É sempre muito bizarro iniciar a leitura de um livro do qual já conheço a pessoa que escreveu há um tempinho. Já fui a zilhões de eventos em que a Aimee esteve presente e tenho uma mania de correlacionar autor e obra nesses casos, mas, como eu nunca havia realmente captado do que se tratava até efetivamente começar a ler, Pela Janela Indiscreta foi um livro bem tranquilo nesse quesito. Sem contar que é uma história gostosa de acompanhar. 


O livro é dividido em três partes, sendo a primeira narrada por Rick, em seguida pela Louise, e, por fim, por ambos. Na primeira, veremos Rick contextualizar um pouco sobre sua vida, seu jeito libertino de ser — a básica hora do pegador se mostrar um pouquinho — e o modo como, depois de tanto espia-la pela janela, ele e Louise se conhecerão formalmente. Na narrativa de Louise ela fará um leve recap do que aconteceu anteriormente no livro, o começo da relação dos dois e alguns momentos conturbados, pelo seu ponto de vista, apresentando uma nova camada de profundidade. 

Rick foi um personagem muito difícil de aceitar, principalmente por conta do seu extremo machismo. Ele dispara diversos comentários bem azedos de engolir e dissemina um pensamento restritivo sobre os assuntos mais diversos possíveis; contudo tem suas partes interessantes. Seus diálogos com Louise são bem engraçados e quebram um pouco seu ar de macho alfa incontestável. O que nos leva à própria. Louise é o tipo de personagem extremamente indeciso, daquelas que demora milênios para escolher o sabor do sorvete (o que obviamente é algo de suma importância, vamos concordar) e proporciona momentos únicos. 

Mesmo estando preso à história, esse livro me confirmou que o formato Wattpad de escrita não funciona pra mim.
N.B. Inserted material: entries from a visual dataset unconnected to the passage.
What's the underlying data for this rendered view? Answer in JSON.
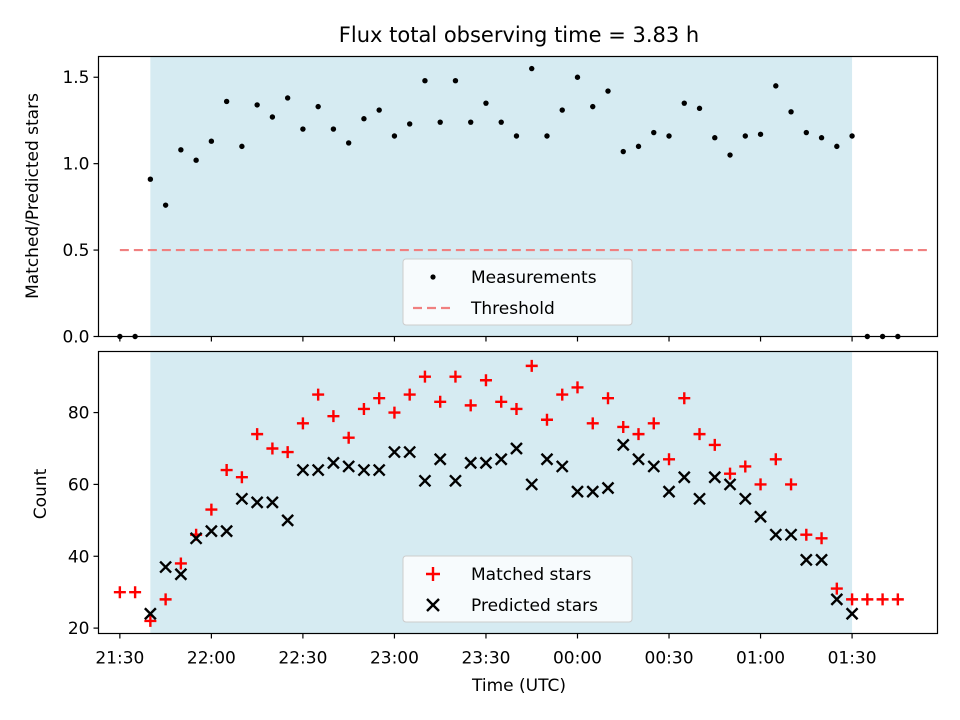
{
  "chart_data": [
    {
      "type": "scatter",
      "title": "Flux total observing time = 3.83 h",
      "ylabel": "Matched/Predicted stars",
      "xlabel": "",
      "ylim": [
        0,
        1.62
      ],
      "yticks": [
        "0.0",
        "0.5",
        "1.0",
        "1.5"
      ],
      "shaded_interval": [
        "21:40",
        "01:30"
      ],
      "shade_color": "#add8e6",
      "threshold": {
        "name": "Threshold",
        "value": 0.5,
        "x_range": [
          "21:30",
          "01:55"
        ],
        "color": "#f08080"
      },
      "series": [
        {
          "name": "Measurements",
          "marker": "dot",
          "color": "#000000",
          "points": [
            [
              "21:30",
              0.0
            ],
            [
              "21:35",
              0.0
            ],
            [
              "21:40",
              0.91
            ],
            [
              "21:45",
              0.76
            ],
            [
              "21:50",
              1.08
            ],
            [
              "21:55",
              1.02
            ],
            [
              "22:00",
              1.13
            ],
            [
              "22:05",
              1.36
            ],
            [
              "22:10",
              1.1
            ],
            [
              "22:15",
              1.34
            ],
            [
              "22:20",
              1.27
            ],
            [
              "22:25",
              1.38
            ],
            [
              "22:30",
              1.2
            ],
            [
              "22:35",
              1.33
            ],
            [
              "22:40",
              1.2
            ],
            [
              "22:45",
              1.12
            ],
            [
              "22:50",
              1.26
            ],
            [
              "22:55",
              1.31
            ],
            [
              "23:00",
              1.16
            ],
            [
              "23:05",
              1.23
            ],
            [
              "23:10",
              1.48
            ],
            [
              "23:15",
              1.24
            ],
            [
              "23:20",
              1.48
            ],
            [
              "23:25",
              1.24
            ],
            [
              "23:30",
              1.35
            ],
            [
              "23:35",
              1.24
            ],
            [
              "23:40",
              1.16
            ],
            [
              "23:45",
              1.55
            ],
            [
              "23:50",
              1.16
            ],
            [
              "23:55",
              1.31
            ],
            [
              "00:00",
              1.5
            ],
            [
              "00:05",
              1.33
            ],
            [
              "00:10",
              1.42
            ],
            [
              "00:15",
              1.07
            ],
            [
              "00:20",
              1.1
            ],
            [
              "00:25",
              1.18
            ],
            [
              "00:30",
              1.16
            ],
            [
              "00:35",
              1.35
            ],
            [
              "00:40",
              1.32
            ],
            [
              "00:45",
              1.15
            ],
            [
              "00:50",
              1.05
            ],
            [
              "00:55",
              1.16
            ],
            [
              "01:00",
              1.17
            ],
            [
              "01:05",
              1.45
            ],
            [
              "01:10",
              1.3
            ],
            [
              "01:15",
              1.18
            ],
            [
              "01:20",
              1.15
            ],
            [
              "01:25",
              1.1
            ],
            [
              "01:30",
              1.16
            ],
            [
              "01:35",
              0.0
            ],
            [
              "01:40",
              0.0
            ],
            [
              "01:45",
              0.0
            ]
          ]
        }
      ],
      "legend": {
        "entries": [
          "Measurements",
          "Threshold"
        ],
        "placement": "lower-center"
      }
    },
    {
      "type": "scatter",
      "title": "",
      "ylabel": "Count",
      "xlabel": "Time (UTC)",
      "ylim": [
        18.5,
        97
      ],
      "yticks": [
        "20",
        "40",
        "60",
        "80"
      ],
      "xlim": [
        "21:23",
        "01:58"
      ],
      "xticks": [
        "21:30",
        "22:00",
        "22:30",
        "23:00",
        "23:30",
        "00:00",
        "00:30",
        "01:00",
        "01:30"
      ],
      "shaded_interval": [
        "21:40",
        "01:30"
      ],
      "shade_color": "#add8e6",
      "series": [
        {
          "name": "Matched stars",
          "marker": "plus",
          "color": "#ff0000",
          "points": [
            [
              "21:30",
              30
            ],
            [
              "21:35",
              30
            ],
            [
              "21:40",
              22
            ],
            [
              "21:45",
              28
            ],
            [
              "21:50",
              38
            ],
            [
              "21:55",
              46
            ],
            [
              "22:00",
              53
            ],
            [
              "22:05",
              64
            ],
            [
              "22:10",
              62
            ],
            [
              "22:15",
              74
            ],
            [
              "22:20",
              70
            ],
            [
              "22:25",
              69
            ],
            [
              "22:30",
              77
            ],
            [
              "22:35",
              85
            ],
            [
              "22:40",
              79
            ],
            [
              "22:45",
              73
            ],
            [
              "22:50",
              81
            ],
            [
              "22:55",
              84
            ],
            [
              "23:00",
              80
            ],
            [
              "23:05",
              85
            ],
            [
              "23:10",
              90
            ],
            [
              "23:15",
              83
            ],
            [
              "23:20",
              90
            ],
            [
              "23:25",
              82
            ],
            [
              "23:30",
              89
            ],
            [
              "23:35",
              83
            ],
            [
              "23:40",
              81
            ],
            [
              "23:45",
              93
            ],
            [
              "23:50",
              78
            ],
            [
              "23:55",
              85
            ],
            [
              "00:00",
              87
            ],
            [
              "00:05",
              77
            ],
            [
              "00:10",
              84
            ],
            [
              "00:15",
              76
            ],
            [
              "00:20",
              74
            ],
            [
              "00:25",
              77
            ],
            [
              "00:30",
              67
            ],
            [
              "00:35",
              84
            ],
            [
              "00:40",
              74
            ],
            [
              "00:45",
              71
            ],
            [
              "00:50",
              63
            ],
            [
              "00:55",
              65
            ],
            [
              "01:00",
              60
            ],
            [
              "01:05",
              67
            ],
            [
              "01:10",
              60
            ],
            [
              "01:15",
              46
            ],
            [
              "01:20",
              45
            ],
            [
              "01:25",
              31
            ],
            [
              "01:30",
              28
            ],
            [
              "01:35",
              28
            ],
            [
              "01:40",
              28
            ],
            [
              "01:45",
              28
            ]
          ]
        },
        {
          "name": "Predicted stars",
          "marker": "x",
          "color": "#000000",
          "points": [
            [
              "21:40",
              24
            ],
            [
              "21:45",
              37
            ],
            [
              "21:50",
              35
            ],
            [
              "21:55",
              45
            ],
            [
              "22:00",
              47
            ],
            [
              "22:05",
              47
            ],
            [
              "22:10",
              56
            ],
            [
              "22:15",
              55
            ],
            [
              "22:20",
              55
            ],
            [
              "22:25",
              50
            ],
            [
              "22:30",
              64
            ],
            [
              "22:35",
              64
            ],
            [
              "22:40",
              66
            ],
            [
              "22:45",
              65
            ],
            [
              "22:50",
              64
            ],
            [
              "22:55",
              64
            ],
            [
              "23:00",
              69
            ],
            [
              "23:05",
              69
            ],
            [
              "23:10",
              61
            ],
            [
              "23:15",
              67
            ],
            [
              "23:20",
              61
            ],
            [
              "23:25",
              66
            ],
            [
              "23:30",
              66
            ],
            [
              "23:35",
              67
            ],
            [
              "23:40",
              70
            ],
            [
              "23:45",
              60
            ],
            [
              "23:50",
              67
            ],
            [
              "23:55",
              65
            ],
            [
              "00:00",
              58
            ],
            [
              "00:05",
              58
            ],
            [
              "00:10",
              59
            ],
            [
              "00:15",
              71
            ],
            [
              "00:20",
              67
            ],
            [
              "00:25",
              65
            ],
            [
              "00:30",
              58
            ],
            [
              "00:35",
              62
            ],
            [
              "00:40",
              56
            ],
            [
              "00:45",
              62
            ],
            [
              "00:50",
              60
            ],
            [
              "00:55",
              56
            ],
            [
              "01:00",
              51
            ],
            [
              "01:05",
              46
            ],
            [
              "01:10",
              46
            ],
            [
              "01:15",
              39
            ],
            [
              "01:20",
              39
            ],
            [
              "01:25",
              28
            ],
            [
              "01:30",
              24
            ]
          ]
        }
      ],
      "legend": {
        "entries": [
          "Matched stars",
          "Predicted stars"
        ],
        "placement": "lower-center"
      }
    }
  ]
}
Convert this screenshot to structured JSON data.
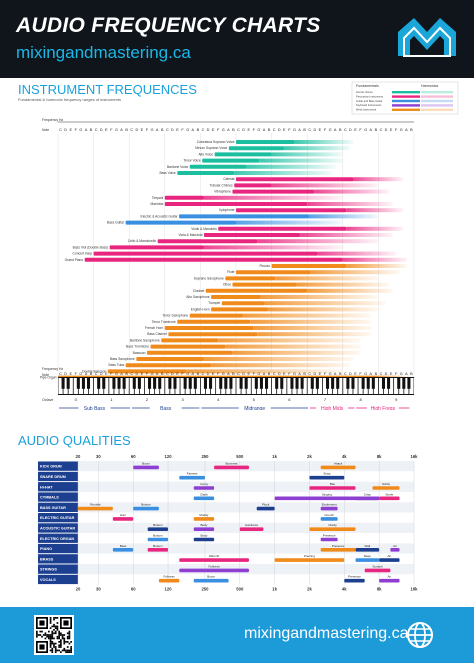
{
  "header": {
    "title": "AUDIO FREQUENCY CHARTS",
    "website": "mixingandmastering.ca"
  },
  "footer": {
    "website": "mixingandmastering.ca"
  },
  "colors": {
    "header_bg": "#10151c",
    "accent_blue": "#1aa1dc",
    "footer_bg": "#1d9bd8",
    "teal": "#1bbfa0",
    "pink": "#e9267f",
    "purple": "#8e3fd1",
    "blue": "#3a8fe0",
    "orange": "#f08a1a",
    "navy": "#1d3f8f"
  },
  "icons": [
    "logo-m-mountain",
    "qr-code",
    "globe-icon"
  ],
  "chart_data": [
    {
      "type": "bar",
      "title": "INSTRUMENT FREQUENCES",
      "subtitle": "Fundamental & harmonic frequency ranges of instruments",
      "legend": {
        "position": "top-right",
        "keys": [
          "Fundamentals",
          "Harmonics"
        ],
        "families": [
          "Human Voices",
          "Percussion Instruments",
          "Guitar and Bass Guitar",
          "Keyboard Instruments",
          "Wind Instruments"
        ]
      },
      "axis_label_frequency": "Frequency Hz",
      "axis_label_note": "Note",
      "note_letters": [
        "C",
        "D",
        "E",
        "F",
        "G",
        "A",
        "B"
      ],
      "octaves": [
        0,
        1,
        2,
        3,
        4,
        5,
        6,
        7,
        8,
        9
      ],
      "octave_label": "Octave",
      "bands": [
        {
          "name": "Sub Bass",
          "x0": 0.0,
          "x1": 2.05
        },
        {
          "name": "Bass",
          "x0": 2.05,
          "x1": 4.0
        },
        {
          "name": "Midrange",
          "x0": 4.0,
          "x1": 7.05
        },
        {
          "name": "High Mids",
          "x0": 7.05,
          "x1": 8.35
        },
        {
          "name": "High Freqs",
          "x0": 8.35,
          "x1": 9.9
        }
      ],
      "series_note": "Bar start and end values are in octave units (C0 = 0).",
      "instruments": [
        {
          "name": "Coloratura Soprano Voice",
          "family": "voice",
          "start": 5.0,
          "fund_end": 6.65,
          "harm_end": 8.3
        },
        {
          "name": "Mezzo Soprano Voice",
          "family": "voice",
          "start": 4.8,
          "fund_end": 6.35,
          "harm_end": 8.2
        },
        {
          "name": "Alto Voice",
          "family": "voice",
          "start": 4.4,
          "fund_end": 6.0,
          "harm_end": 8.0
        },
        {
          "name": "Tenor Voice",
          "family": "voice",
          "start": 4.05,
          "fund_end": 5.65,
          "harm_end": 8.0
        },
        {
          "name": "Baritone Voice",
          "family": "voice",
          "start": 3.7,
          "fund_end": 5.3,
          "harm_end": 7.8
        },
        {
          "name": "Bass Voice",
          "family": "voice",
          "start": 3.35,
          "fund_end": 4.95,
          "harm_end": 7.7
        },
        {
          "name": "Celesta",
          "family": "percussion",
          "start": 5.0,
          "fund_end": 8.3,
          "harm_end": 9.7
        },
        {
          "name": "Tubular Chimes",
          "family": "percussion",
          "start": 4.95,
          "fund_end": 6.0,
          "harm_end": 9.0
        },
        {
          "name": "Vibraphone",
          "family": "percussion",
          "start": 4.9,
          "fund_end": 7.2,
          "harm_end": 9.3
        },
        {
          "name": "Timpani",
          "family": "percussion",
          "start": 3.0,
          "fund_end": 4.1,
          "harm_end": 8.0
        },
        {
          "name": "Marimba",
          "family": "percussion",
          "start": 3.0,
          "fund_end": 7.0,
          "harm_end": 9.4
        },
        {
          "name": "Xylophone",
          "family": "percussion",
          "start": 5.0,
          "fund_end": 8.1,
          "harm_end": 9.7
        },
        {
          "name": "Electric & Acoustic Guitar",
          "family": "guitar",
          "start": 3.4,
          "fund_end": 7.05,
          "harm_end": 9.0
        },
        {
          "name": "Bass Guitar",
          "family": "guitar",
          "start": 1.9,
          "fund_end": 5.0,
          "harm_end": 8.0
        },
        {
          "name": "Violin & Mandolin",
          "family": "strings",
          "start": 4.5,
          "fund_end": 8.1,
          "harm_end": 9.7
        },
        {
          "name": "Viola & Mandola",
          "family": "strings",
          "start": 4.1,
          "fund_end": 6.8,
          "harm_end": 9.4
        },
        {
          "name": "Cello & Mandocello",
          "family": "strings",
          "start": 2.8,
          "fund_end": 5.6,
          "harm_end": 9.0
        },
        {
          "name": "Bass Viol (Double Bass)",
          "family": "strings",
          "start": 1.45,
          "fund_end": 4.1,
          "harm_end": 8.0
        },
        {
          "name": "Concert Harp",
          "family": "strings",
          "start": 1.0,
          "fund_end": 7.3,
          "harm_end": 9.5
        },
        {
          "name": "Grand Piano",
          "family": "strings",
          "start": 0.75,
          "fund_end": 8.0,
          "harm_end": 9.8
        },
        {
          "name": "Piccolo",
          "family": "wind",
          "start": 6.0,
          "fund_end": 8.1,
          "harm_end": 9.8
        },
        {
          "name": "Flute",
          "family": "wind",
          "start": 5.0,
          "fund_end": 7.1,
          "harm_end": 9.6
        },
        {
          "name": "Soprano Saxophone",
          "family": "wind",
          "start": 4.7,
          "fund_end": 6.1,
          "harm_end": 9.0
        },
        {
          "name": "Oboe",
          "family": "wind",
          "start": 4.9,
          "fund_end": 6.7,
          "harm_end": 9.3
        },
        {
          "name": "Clarinet",
          "family": "wind",
          "start": 4.15,
          "fund_end": 7.0,
          "harm_end": 9.4
        },
        {
          "name": "Alto Saxophone",
          "family": "wind",
          "start": 4.3,
          "fund_end": 5.7,
          "harm_end": 9.0
        },
        {
          "name": "Trumpet",
          "family": "wind",
          "start": 4.6,
          "fund_end": 5.8,
          "harm_end": 9.2
        },
        {
          "name": "English Horn",
          "family": "wind",
          "start": 4.3,
          "fund_end": 5.9,
          "harm_end": 9.0
        },
        {
          "name": "Tenor Saxophone",
          "family": "wind",
          "start": 3.7,
          "fund_end": 5.2,
          "harm_end": 8.8
        },
        {
          "name": "Tenor Trombone",
          "family": "wind",
          "start": 3.35,
          "fund_end": 5.4,
          "harm_end": 8.8
        },
        {
          "name": "French Horn",
          "family": "wind",
          "start": 3.0,
          "fund_end": 5.5,
          "harm_end": 8.8
        },
        {
          "name": "Bass Clarinet",
          "family": "wind",
          "start": 3.1,
          "fund_end": 5.6,
          "harm_end": 8.8
        },
        {
          "name": "Baritone Saxophone",
          "family": "wind",
          "start": 2.9,
          "fund_end": 4.5,
          "harm_end": 8.5
        },
        {
          "name": "Bass Trombone",
          "family": "wind",
          "start": 2.6,
          "fund_end": 4.7,
          "harm_end": 8.5
        },
        {
          "name": "Bassoon",
          "family": "wind",
          "start": 2.5,
          "fund_end": 4.9,
          "harm_end": 8.5
        },
        {
          "name": "Bass Saxophone",
          "family": "wind",
          "start": 2.2,
          "fund_end": 4.1,
          "harm_end": 8.3
        },
        {
          "name": "Bass Tuba",
          "family": "wind",
          "start": 1.9,
          "fund_end": 4.3,
          "harm_end": 8.2
        },
        {
          "name": "Double Bassoon",
          "family": "wind",
          "start": 1.4,
          "fund_end": 3.6,
          "harm_end": 8.0
        },
        {
          "name": "Pipe Organ",
          "family": "wind",
          "start": 0.0,
          "fund_end": 9.0,
          "harm_end": 9.9
        }
      ]
    },
    {
      "type": "table",
      "title": "AUDIO QUALITIES",
      "frequency_ticks": [
        "20",
        "30",
        "60",
        "120",
        "250",
        "500",
        "1k",
        "2k",
        "4k",
        "8k",
        "16k"
      ],
      "tick_values": [
        20,
        30,
        60,
        120,
        250,
        500,
        1000,
        2000,
        4000,
        8000,
        16000
      ],
      "x_scale": "log",
      "rows": [
        "KICK DRUM",
        "SNARE DRUM",
        "HI-HAT",
        "CYMBALS",
        "BASS GUITAR",
        "ELECTRIC GUITAR",
        "ACOUSTIC GUITAR",
        "ELECTRIC ORGAN",
        "PIANO",
        "BRASS",
        "STRINGS",
        "VOCALS"
      ],
      "qualities": [
        {
          "row": 0,
          "label": "Boom",
          "from": 60,
          "to": 100
        },
        {
          "row": 0,
          "label": "Boxiness",
          "from": 300,
          "to": 600
        },
        {
          "row": 0,
          "label": "Attack",
          "from": 2500,
          "to": 5000
        },
        {
          "row": 1,
          "label": "Fatness",
          "from": 150,
          "to": 250
        },
        {
          "row": 1,
          "label": "Snap",
          "from": 2000,
          "to": 4000
        },
        {
          "row": 2,
          "label": "Gong",
          "from": 200,
          "to": 300
        },
        {
          "row": 2,
          "label": "Bite",
          "from": 2000,
          "to": 5000
        },
        {
          "row": 2,
          "label": "Sizzle",
          "from": 7000,
          "to": 12000
        },
        {
          "row": 3,
          "label": "Clank",
          "from": 200,
          "to": 300
        },
        {
          "row": 3,
          "label": "Crisp",
          "from": 5000,
          "to": 8000
        },
        {
          "row": 3,
          "label": "Singing",
          "from": 1000,
          "to": 8000
        },
        {
          "row": 3,
          "label": "Sizzle",
          "from": 8000,
          "to": 12000
        },
        {
          "row": 4,
          "label": "Rumble",
          "from": 20,
          "to": 40
        },
        {
          "row": 4,
          "label": "Bottom",
          "from": 60,
          "to": 100
        },
        {
          "row": 4,
          "label": "Pluck",
          "from": 700,
          "to": 1000
        },
        {
          "row": 4,
          "label": "Excitement",
          "from": 2500,
          "to": 3500
        },
        {
          "row": 5,
          "label": "Hum",
          "from": 40,
          "to": 60
        },
        {
          "row": 5,
          "label": "Muddy",
          "from": 200,
          "to": 300
        },
        {
          "row": 5,
          "label": "Crunch",
          "from": 2500,
          "to": 3500
        },
        {
          "row": 6,
          "label": "Bottom",
          "from": 80,
          "to": 120
        },
        {
          "row": 6,
          "label": "Body",
          "from": 200,
          "to": 300
        },
        {
          "row": 6,
          "label": "Hardness",
          "from": 500,
          "to": 800
        },
        {
          "row": 6,
          "label": "Clarity",
          "from": 2000,
          "to": 5000
        },
        {
          "row": 7,
          "label": "Bottom",
          "from": 80,
          "to": 120
        },
        {
          "row": 7,
          "label": "Body",
          "from": 200,
          "to": 300
        },
        {
          "row": 7,
          "label": "Presence",
          "from": 2500,
          "to": 3500
        },
        {
          "row": 8,
          "label": "Bottom",
          "from": 80,
          "to": 120
        },
        {
          "row": 8,
          "label": "Presence",
          "from": 2500,
          "to": 5000
        },
        {
          "row": 8,
          "label": "Bass",
          "from": 40,
          "to": 60
        },
        {
          "row": 8,
          "label": "Wall",
          "from": 5000,
          "to": 8000
        },
        {
          "row": 8,
          "label": "Air",
          "from": 10000,
          "to": 12000
        },
        {
          "row": 9,
          "label": "Warmth",
          "from": 150,
          "to": 600
        },
        {
          "row": 9,
          "label": "Piercing",
          "from": 1000,
          "to": 4000
        },
        {
          "row": 9,
          "label": "Rasp",
          "from": 5000,
          "to": 8000
        },
        {
          "row": 9,
          "label": "Air",
          "from": 8000,
          "to": 12000
        },
        {
          "row": 10,
          "label": "Fullness",
          "from": 150,
          "to": 600
        },
        {
          "row": 10,
          "label": "Scratch",
          "from": 6000,
          "to": 10000
        },
        {
          "row": 11,
          "label": "Fullness",
          "from": 100,
          "to": 150
        },
        {
          "row": 11,
          "label": "Boom",
          "from": 200,
          "to": 400
        },
        {
          "row": 11,
          "label": "Presence",
          "from": 4000,
          "to": 6000
        },
        {
          "row": 11,
          "label": "Air",
          "from": 8000,
          "to": 12000
        }
      ]
    }
  ]
}
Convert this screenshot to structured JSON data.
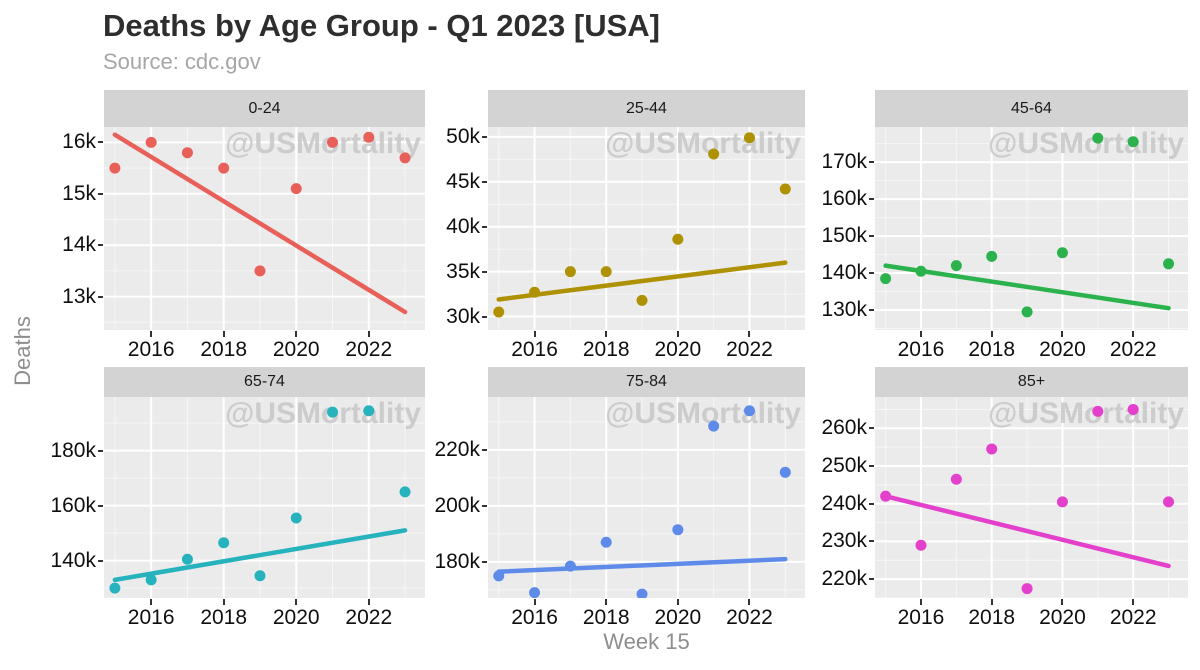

Embora seja uma plataforma que propicia uma interação muito mais próxima entre os autores e seus leitores, os textos precisam ser idealizados para que eles retornem a cada atualização, logo cada capítulo possui pequenos ganchos para os seguintes, o que acarreta numa narrativa em forma de onda, subindo e descendo, em vez de retilínea. E isso me causa certo entrave durante a leitura, como se a narrativa estivesse sempre dando dois passos à frente e um pra trás, o que não acontece aqui, mas no geral sim. 

Apesar dos pequenos pesares, foi sim um livro bem divertido e que me entreteve o tempo inteiro. A dinâmica entre Rick e Louise é muito gostosa e, aliada à escrita levíssima da Aimee (que cedeu o livro pra ser resenhado e estará presente conosco amanhã no evento Aniversário de 3 Anos do Blog Reino Literário Br [jabázinho básico sim, obrigado]), torna-se muito gostosa de acompanhar e de perder bons momentos lendo.

Postado por Julio Gabriel

Um comentário

  1. Oi Julio,
    A plataforma Wattpad realmente nem sempre agrada a todos, porém quando não tenho a opção de livro físico eu acabo indo para lá. Também sempre tem obras novas de autores nacionais ótimos.